There wasn’t a shred of clothing in sight. No soda cups or candy-bar wrappers or magazines. No razors or cookie crumbs or crumpled tissues. The only personal items were his canvas beach bag, which was slung over the back of a desk chair, and a hardcover copy of Tales of the City, which lay on his nightstand next to the motel’s old-school telephone, its spine perfectly aligned with the edge of the table.

“So…what do I do?” I said quietly.

“Find his suitcase, pack everything inside, and—”

“And then we take it back to the relic room,” I finished, turning to look over my shoulder.

Tristan cleared his throat. “Yes.”

“So everyone can go through it and take what they want,” I said bitterly.

“It’s not like that,” Tristan replied, shoving his hands in his pockets. “People don’t just raid the place every time someone moves on. We just leave it there, and it may or may not eventually get used.”

I nodded as the hissing fog swirled around us. “However you want to say it, it still doesn’t seem right to me.”

Tristan’s blue eyes looked pained. He glanced down, dragging his toe across the wood-plank walkway that stretched the length of the building, serving as a sort of front porch. “Rory, about last night—”

My heart thumped. I wasn’t ready to talk about this with him. Not yet. “I should get started.”

I took a deep breath and stepped over the threshold. The gray carpet inside the motel had been worn paper-thin, just like in a real motel in the real world.

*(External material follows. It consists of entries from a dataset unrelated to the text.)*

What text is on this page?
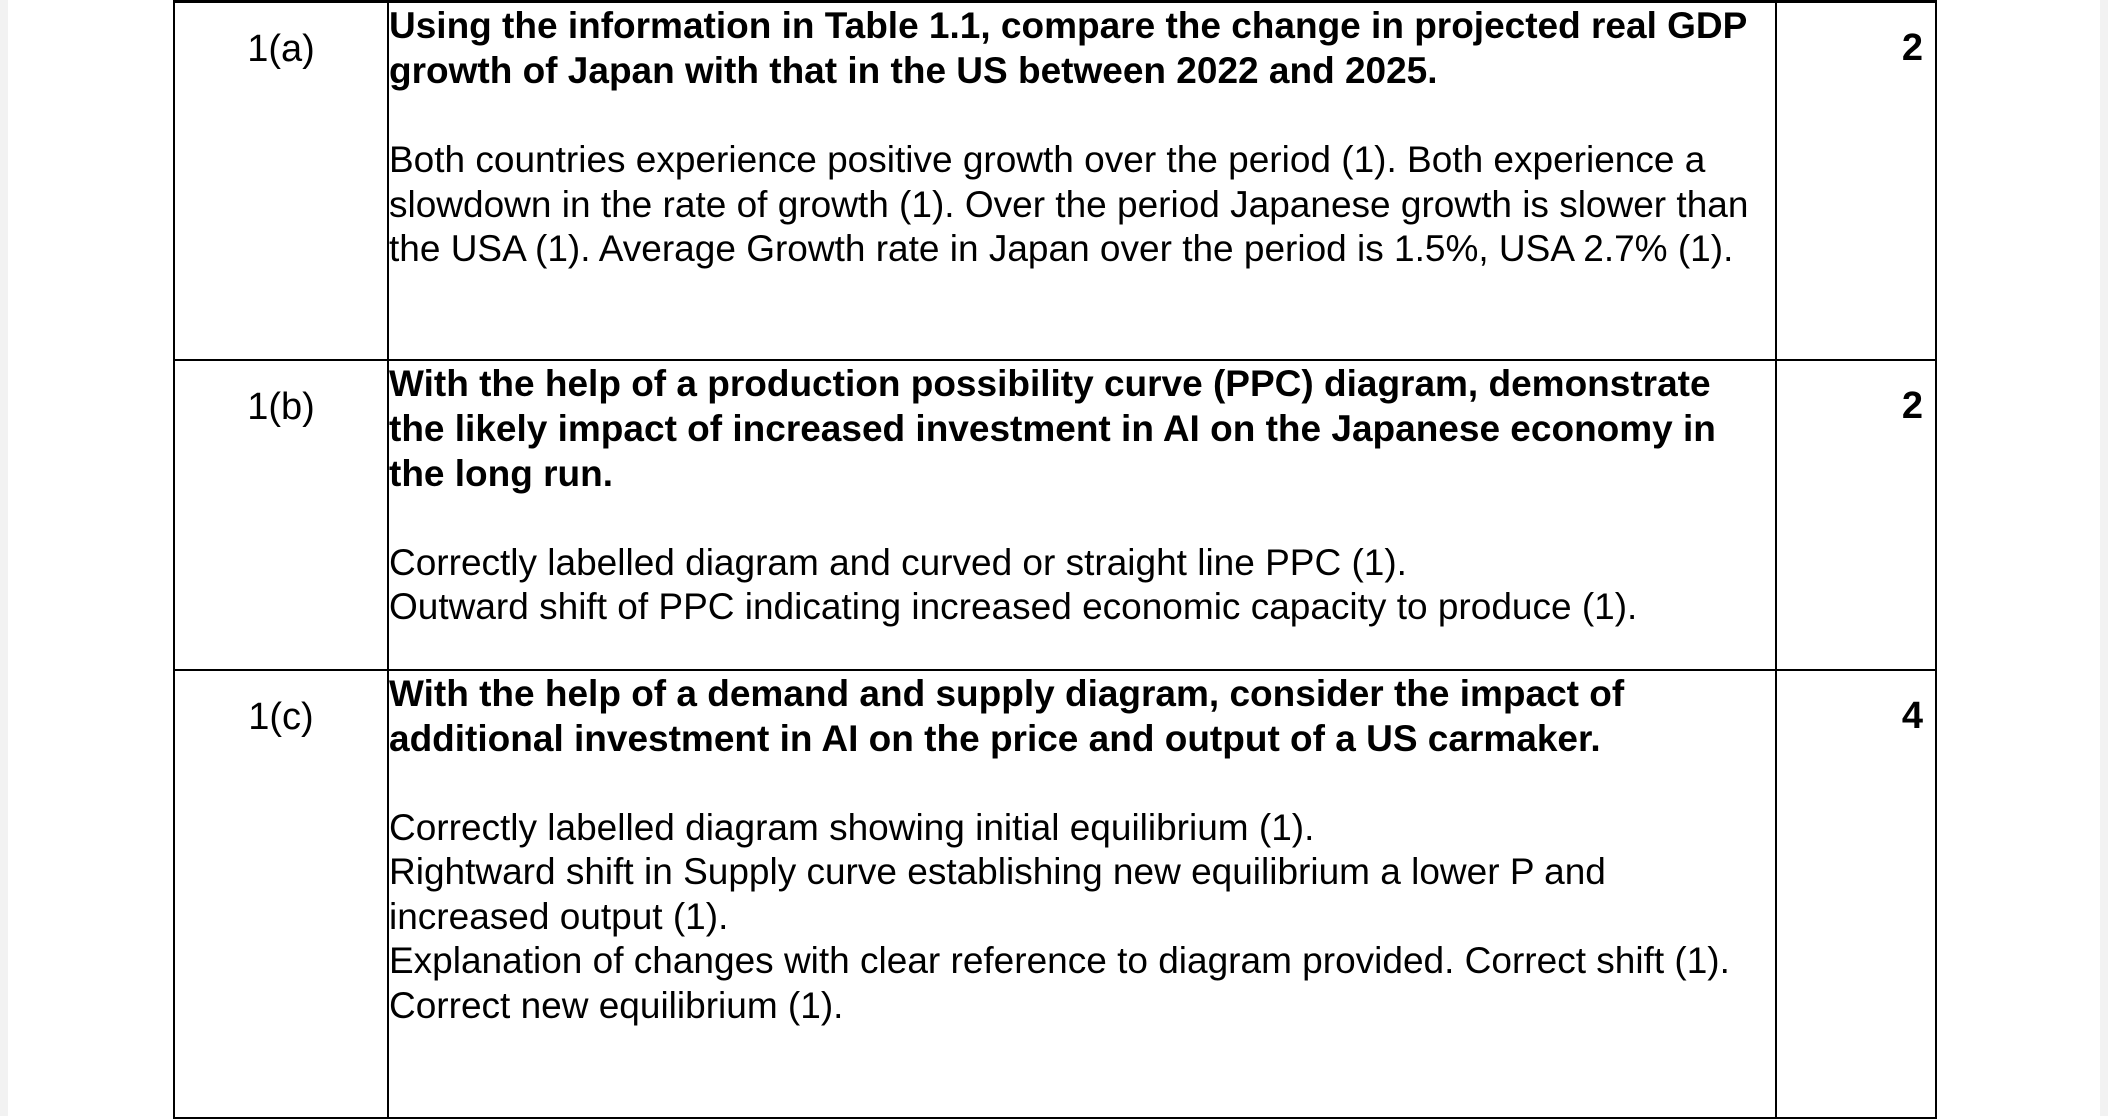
1(a)	Using the information in Table 1.1, compare the change in projected real GDP growth of Japan with that in the US between 2022 and 2025.

Both countries experience positive growth over the period (1). Both experience a slowdown in the rate of growth (1). Over the period Japanese growth is slower than the USA (1). Average Growth rate in Japan over the period is 1.5%, USA 2.7% (1).	2

1(b)	With the help of a production possibility curve (PPC) diagram, demonstrate the likely impact of increased investment in AI on the Japanese economy in the long run.

Correctly labelled diagram and curved or straight line PPC (1).
Outward shift of PPC indicating increased economic capacity to produce (1).	2

1(c)	With the help of a demand and supply diagram, consider the impact of additional investment in AI on the price and output of a US carmaker.

Correctly labelled diagram showing initial equilibrium (1).
Rightward shift in Supply curve establishing new equilibrium a lower P and increased output (1).
Explanation of changes with clear reference to diagram provided. Correct shift (1).
Correct new equilibrium (1).	4
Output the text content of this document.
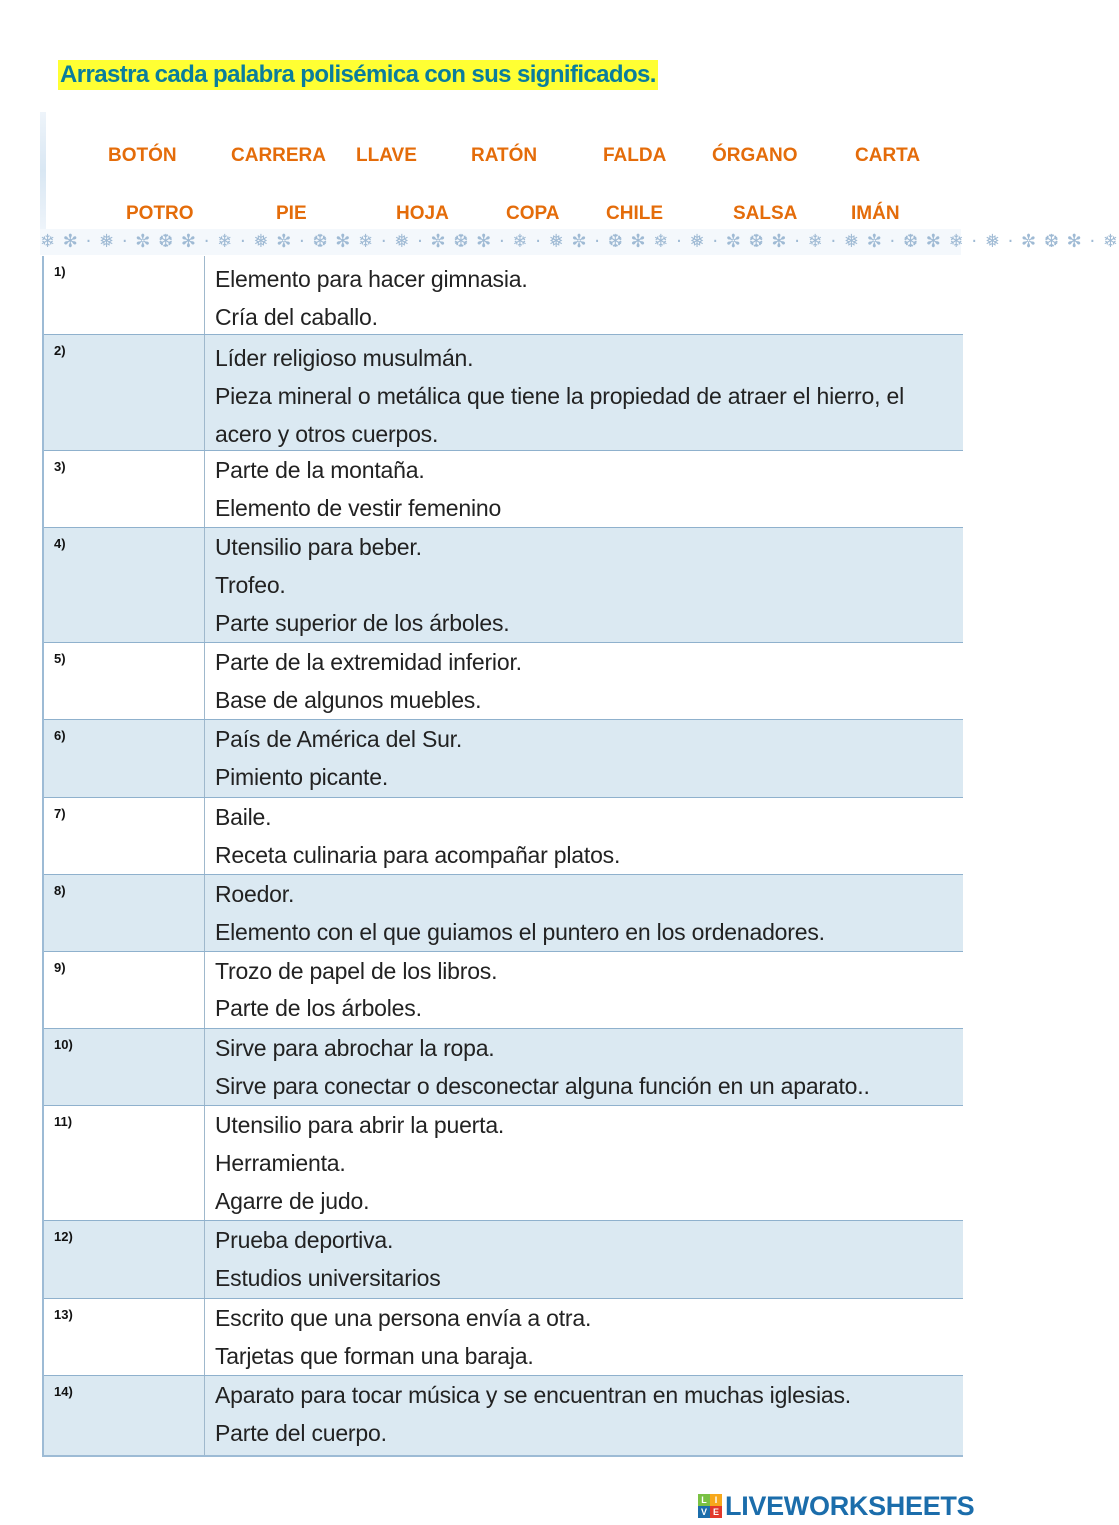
Arrastra cada palabra polisémica con sus significados.
BOTÓN	CARRERA LLAVE	RATÓN	FALDA ÓRGANO	CARTA
POTRO	PIE	HOJA	COPA CHILE	SALSA	IMÁN
❄ ✻ · ❅ · ✼ ❆ ✻ · ❄ · ❅ ✼ · ❆ ✻ ❄ · ❅ · ✼ ❆ ✻ · ❄ · ❅ ✼ · ❆ ✻ ❄ · ❅ · ✼ ❆ ✻ · ❄ · ❅ ✼ · ❆ ✻ ❄ · ❅ · ✼ ❆ ✻ · ❄
1)	Elemento para hacer gimnasia.
Cría del caballo.
2)	Líder religioso musulmán.
Pieza mineral o metálica que tiene la propiedad de atraer el hierro, el
acero y otros cuerpos.
3)	Parte de la montaña.
Elemento de vestir femenino
4)	Utensilio para beber.
Trofeo.
Parte superior de los árboles.
5)	Parte de la extremidad inferior.
Base de algunos muebles.
6)	País de América del Sur.
Pimiento picante.
7)	Baile.
Receta culinaria para acompañar platos.
8)	Roedor.
Elemento con el que guiamos el puntero en los ordenadores.
9)	Trozo de papel de los libros.
Parte de los árboles.
10)	Sirve para abrochar la ropa.
Sirve para conectar o desconectar alguna función en un aparato..
11)	Utensilio para abrir la puerta.
Herramienta.
Agarre de judo.
12)	Prueba deportiva.
Estudios universitarios
13)	Escrito que una persona envía a otra.
Tarjetas que forman una baraja.
14)	Aparato para tocar música y se encuentran en muchas iglesias.
Parte del cuerpo.
L I
V E LIVEWORKSHEETS
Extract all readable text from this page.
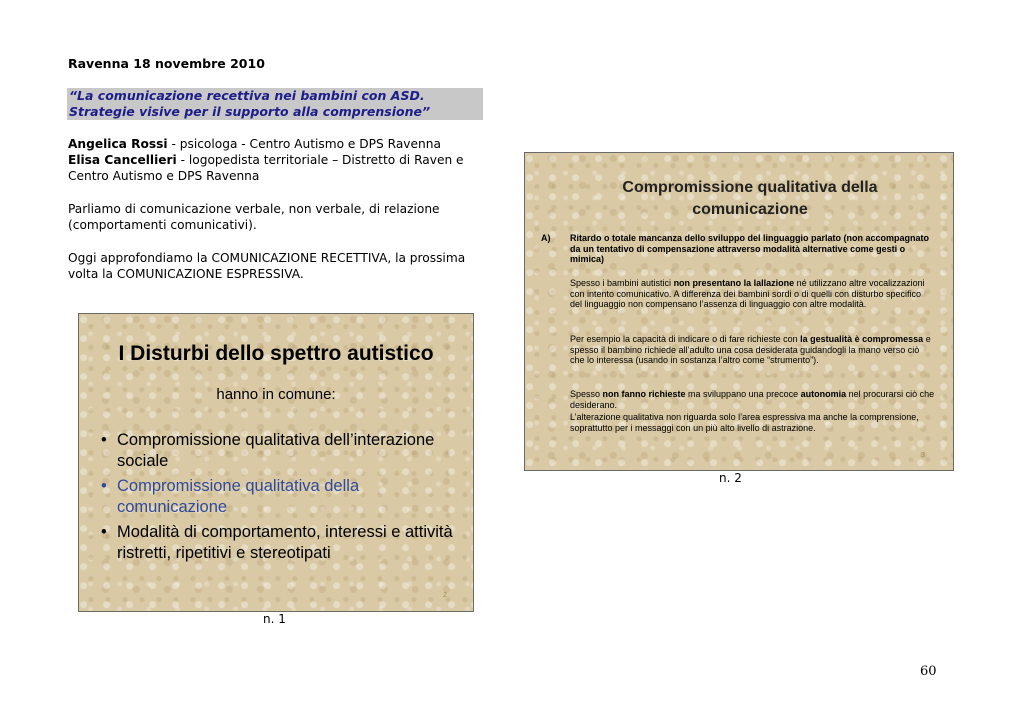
Ravenna 18 novembre 2010
“La comunicazione recettiva nei bambini con ASD.
Strategie visive per il supporto alla comprensione”
Angelica Rossi - psicologa - Centro Autismo e DPS Ravenna
Elisa Cancellieri - logopedista territoriale – Distretto di Raven e
Centro Autismo e DPS Ravenna
Parliamo di comunicazione verbale, non verbale, di relazione
(comportamenti comunicativi).
Oggi approfondiamo la COMUNICAZIONE RECETTIVA, la prossima
volta la COMUNICAZIONE ESPRESSIVA.
I Disturbi dello spettro autistico
hanno in comune:
• Compromissione qualitativa dell’interazione sociale
• Compromissione qualitativa della comunicazione
• Modalità di comportamento, interessi e attività ristretti, ripetitivi e stereotipati
2
n. 1
Compromissione qualitativa della
comunicazione
A) Ritardo o totale mancanza dello sviluppo del linguaggio parlato (non accompagnato da un tentativo di compensazione attraverso modalità alternative come gesti o mimica)
Spesso i bambini autistici non presentano la lallazione né utilizzano altre vocalizzazioni con intento comunicativo. A differenza dei bambini sordi o di quelli con disturbo specifico del linguaggio non compensano l’assenza di linguaggio con altre modalità.
Per esempio la capacità di indicare o di fare richieste con la gestualità è compromessa e spesso il bambino richiede all’adulto una cosa desiderata guidandogli la mano verso ciò che lo interessa (usando in sostanza l’altro come “strumento”).
Spesso non fanno richieste ma sviluppano una precoce autonomia nel procurarsi ciò che desiderano.
L’alterazione qualitativa non riguarda solo l’area espressiva ma anche la comprensione, soprattutto per i messaggi con un più alto livello di astrazione.
3
n. 2
60
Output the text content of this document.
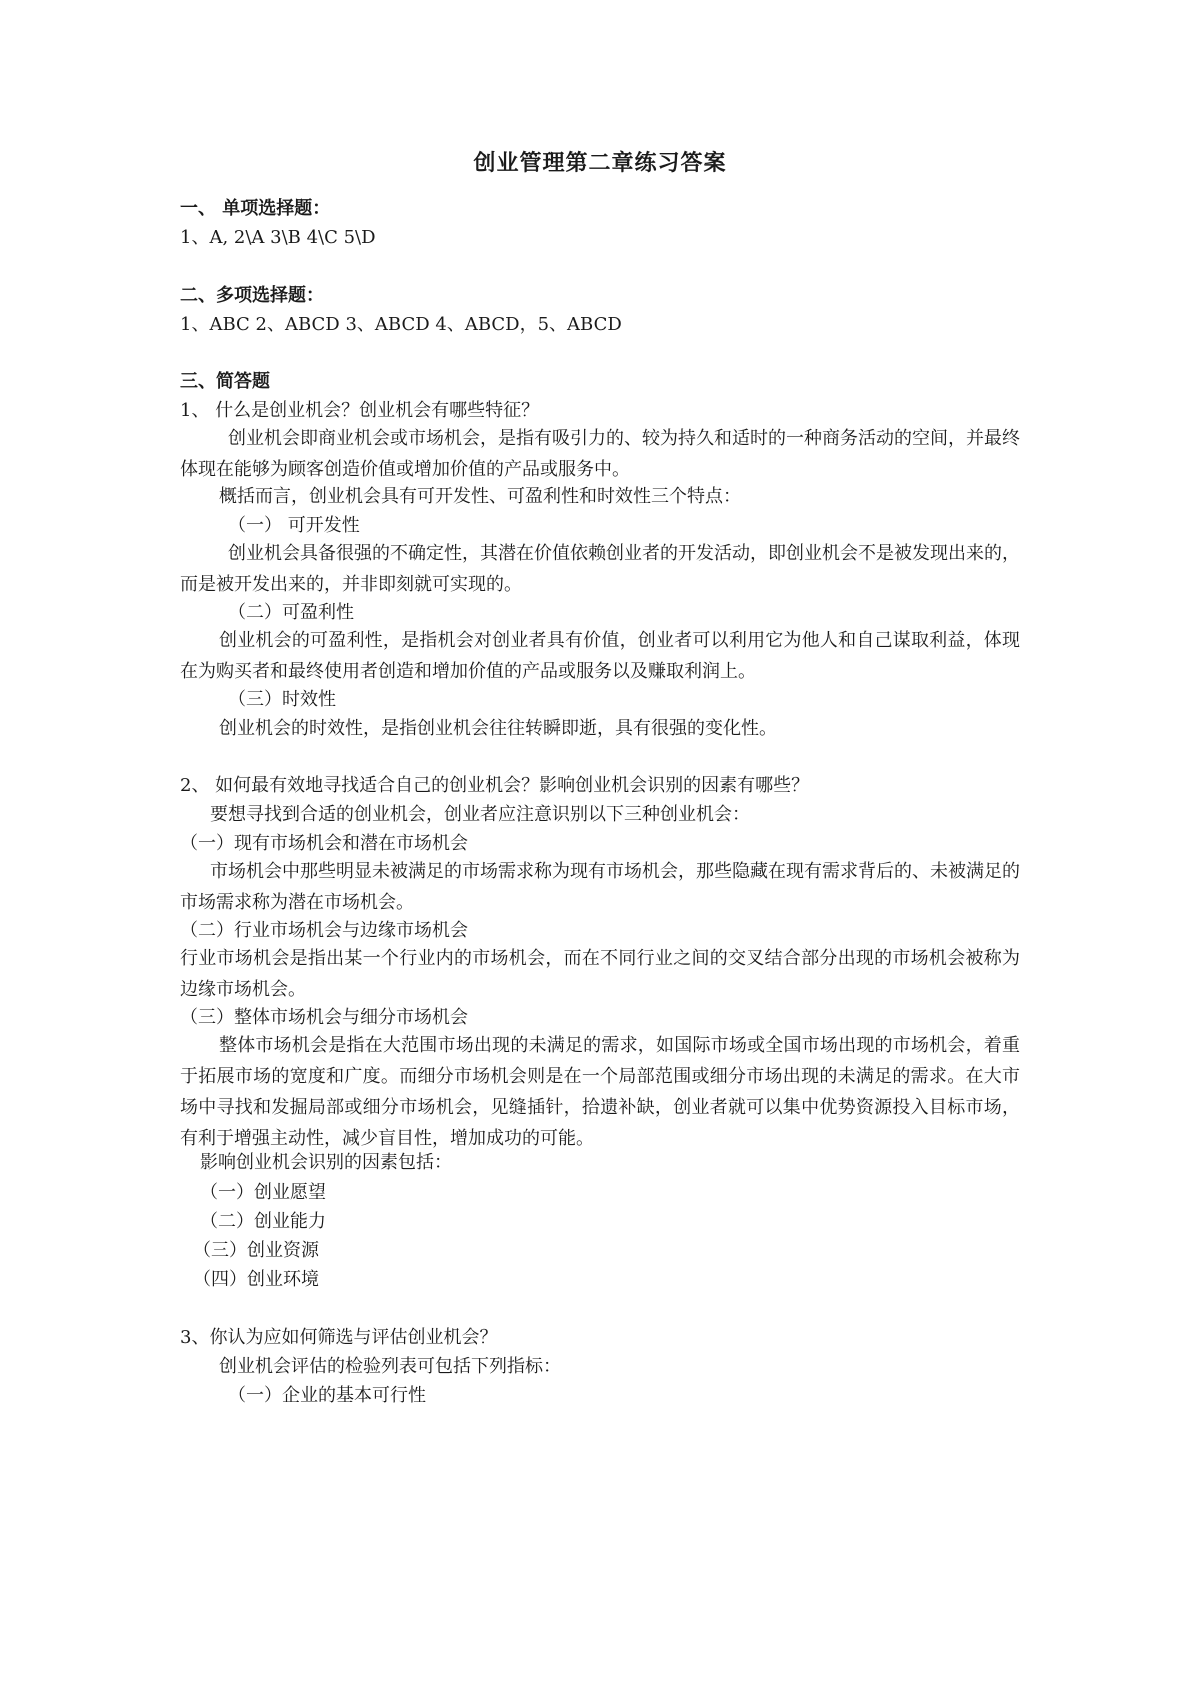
创业管理第二章练习答案
一、 单项选择题：
1、A, 2\A 3\B 4\C 5\D
二、多项选择题：
1、ABC 2、ABCD 3、ABCD 4、ABCD，5、ABCD
三、简答题
1、 什么是创业机会？创业机会有哪些特征？
创业机会即商业机会或市场机会，是指有吸引力的、较为持久和适时的一种商务活动的空间，并最终体现在能够为顾客创造价值或增加价值的产品或服务中。
概括而言，创业机会具有可开发性、可盈利性和时效性三个特点：
（一） 可开发性
创业机会具备很强的不确定性，其潜在价值依赖创业者的开发活动，即创业机会不是被发现出来的，而是被开发出来的，并非即刻就可实现的。
（二）可盈利性
创业机会的可盈利性，是指机会对创业者具有价值，创业者可以利用它为他人和自己谋取利益，体现在为购买者和最终使用者创造和增加价值的产品或服务以及赚取利润上。
（三）时效性
创业机会的时效性，是指创业机会往往转瞬即逝，具有很强的变化性。
2、 如何最有效地寻找适合自己的创业机会？影响创业机会识别的因素有哪些？
要想寻找到合适的创业机会，创业者应注意识别以下三种创业机会：
（一）现有市场机会和潜在市场机会
市场机会中那些明显未被满足的市场需求称为现有市场机会，那些隐藏在现有需求背后的、未被满足的市场需求称为潜在市场机会。
（二）行业市场机会与边缘市场机会
行业市场机会是指出某一个行业内的市场机会，而在不同行业之间的交叉结合部分出现的市场机会被称为边缘市场机会。
（三）整体市场机会与细分市场机会
整体市场机会是指在大范围市场出现的未满足的需求，如国际市场或全国市场出现的市场机会，着重于拓展市场的宽度和广度。而细分市场机会则是在一个局部范围或细分市场出现的未满足的需求。在大市场中寻找和发掘局部或细分市场机会，见缝插针，拾遗补缺，创业者就可以集中优势资源投入目标市场，有利于增强主动性，减少盲目性，增加成功的可能。
影响创业机会识别的因素包括：
（一）创业愿望
（二）创业能力
（三）创业资源
（四）创业环境
3、你认为应如何筛选与评估创业机会？
创业机会评估的检验列表可包括下列指标：
（一）企业的基本可行性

I wondered why they couldn’t fix up the place a little bit, considering it was the last stop before eternity. Would visitors really get that suspicious if the rooms in the motel happened to have new carpet?

“Do you want me to—?”

“No,” I told Tristan. “I’m fine.”

I looked in the small closet and found Aaron’s newish tweed suitcase, which I placed on the bed. The opening of the zipper sounded like a bomb going off in all the fog-induced silence. When I opened the top drawer of the dresser, a chill went through me that was so fierce I had to stop and force myself to breathe. There was Aaron’s rugby shirt, the one he’d worn to the Thirsty Swan with Darcy and me just a few days ago. His folded beach towel. His plain white T-shirts. I lifted them out and got a whiff of Aaron’s cologne. The scent brought tears to my eyes.

Suddenly, all I could think about was getting this over with. I placed his things in the suitcase and moved on to the next drawer, trying to ignore the pang in my heart when I touched the wetsuit from our windsurfing lessons last week. When I found the sneakers he’d worn on the beach my first night on the island—the ones that had made me feel like less of a loser for having worn mine—I had to bite back a sob. I tossed them in the bag and closed it.